At their annual meeting on June 23 at the Park District of Forest Park, some 55 friends and members of the Progress Center for Independent Living (PCIL) celebrated 30 years of advocacy and support of people with disabilities. 

Larry Biondi, advocacy coordinator at the Progress Center, summarized the group’s history and accomplishments over the last three decades, relying heavily on the notes from the first director, Robin Ann Jones.  He noted that his organization was created in 1988, just two years before the passage of the ADA and that, at first, the Progress Center struggled to get funding and get organized. The Progress Center was the first organization to serve people with disabilities across all of suburban Cook County. Biondi acknowledged the important role former Illinois Senate President Phil Rock played in the birth of the Progress Center, as he helped generate funding for the group. 

“The Progress center was needed because our service area was and still is huge,” said Biondi. “Just think about this — 138 municipalities, including Forest Park.” 

The Progress Center moved its main office to 7521 Madison St. in 1996, and has since expanded from two staff members in 1988 to 15 staff today. More than 130 people have joined the group as members. Its service area is suburban Cook County, where approximately 450,000 people with disabilities are living. The Progress Center aims to advocate, provide independent living skills training, peer support and mentoring and more. 

Over the past 30 years, the Progress Center has moved more than 250 people out of nursing homes and into the community; helped register people to vote; encouraged businesses, particularly those along Madison Street, to become accessible and assisting them to do so; and more. 

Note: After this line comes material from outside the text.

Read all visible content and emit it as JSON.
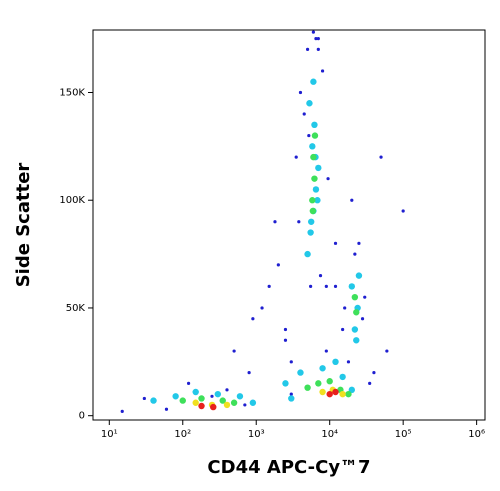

At the annual meeting, the following members were elected to the Progress Center board: Susan Becker, a former preschool teacher who always advocated for inclusivity; Michael Henson, who taught independent living skills for 28 years; George Aponte, who works as a vocational rehabilitation counselor at the Department for Veteran’s Affairs; and Steve Taylor, who hosts a radio show and worked for three years assisting people who are blind and disabled at the State Library of Louisiana.